Legion’s superhero core is grounded in the character of David (Dan Stevens), a very troubled boy who goes on to become the most powerful (and evil) mutant in the universe. Through the course of the series David transitions from someone just learning how to use their powers to becoming a literal god who wants to destroy reality. He’s a deconstruction of what someone with superpowers could actually become if they were broken enough: an undefeatable monster. We start Legion thinking David is our hero, but he gradually becomes our villain.
Legion also invites interpretation. The show is riddled with metaphors and symbolism in a way where each person might come away with a different idea of what it’s all even about. My personal interpretation is that Legion is about change—whether it’s possible and whether it’s even worth it. Time and space are fickle, who we are and the moments we cherish are the only things that matter. Every episode forces you to pay attention to try to see between the cracks of Legion’s insanity. It never wanted viewers to get comfortable or complacent with what it wanted to say.
And that’s what’s missing from recent superhero and comic book adaptations: bravery.

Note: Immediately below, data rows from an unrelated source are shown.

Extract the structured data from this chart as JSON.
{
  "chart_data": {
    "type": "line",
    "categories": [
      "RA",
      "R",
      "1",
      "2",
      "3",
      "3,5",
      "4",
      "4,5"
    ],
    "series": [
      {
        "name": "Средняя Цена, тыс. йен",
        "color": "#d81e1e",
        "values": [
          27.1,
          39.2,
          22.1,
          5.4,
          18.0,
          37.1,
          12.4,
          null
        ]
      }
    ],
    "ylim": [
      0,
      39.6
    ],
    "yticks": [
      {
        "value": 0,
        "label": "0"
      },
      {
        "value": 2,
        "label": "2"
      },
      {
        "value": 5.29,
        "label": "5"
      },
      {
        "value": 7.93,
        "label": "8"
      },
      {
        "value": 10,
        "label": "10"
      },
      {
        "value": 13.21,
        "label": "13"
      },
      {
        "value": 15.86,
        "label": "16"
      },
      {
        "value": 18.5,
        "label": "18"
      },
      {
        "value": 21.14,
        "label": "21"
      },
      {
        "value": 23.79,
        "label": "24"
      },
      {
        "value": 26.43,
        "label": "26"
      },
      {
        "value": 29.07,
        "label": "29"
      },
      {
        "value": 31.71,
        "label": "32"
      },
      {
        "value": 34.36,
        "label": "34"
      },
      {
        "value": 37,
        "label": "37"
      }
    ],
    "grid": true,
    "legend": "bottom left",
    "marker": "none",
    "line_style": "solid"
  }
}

Any fan of Legion can tell you that Legion didn’t always work. The show had big aspirations and not every idea was executed well. Season 2’s abstractness was compelling, but often left viewers too much in the dark. David’s ultimate villainous act in the Season 2 finale was too real of a violation, and Hawley and Co. struggled to keep up Legion’s zany energy in the wake of such a visceral and concrete crime. Further, Rachel Keller’s Syd was a fascinating character who didn’t always get her due. Big plotlines could end in underwhelming ways just in service of introducing a new big idea.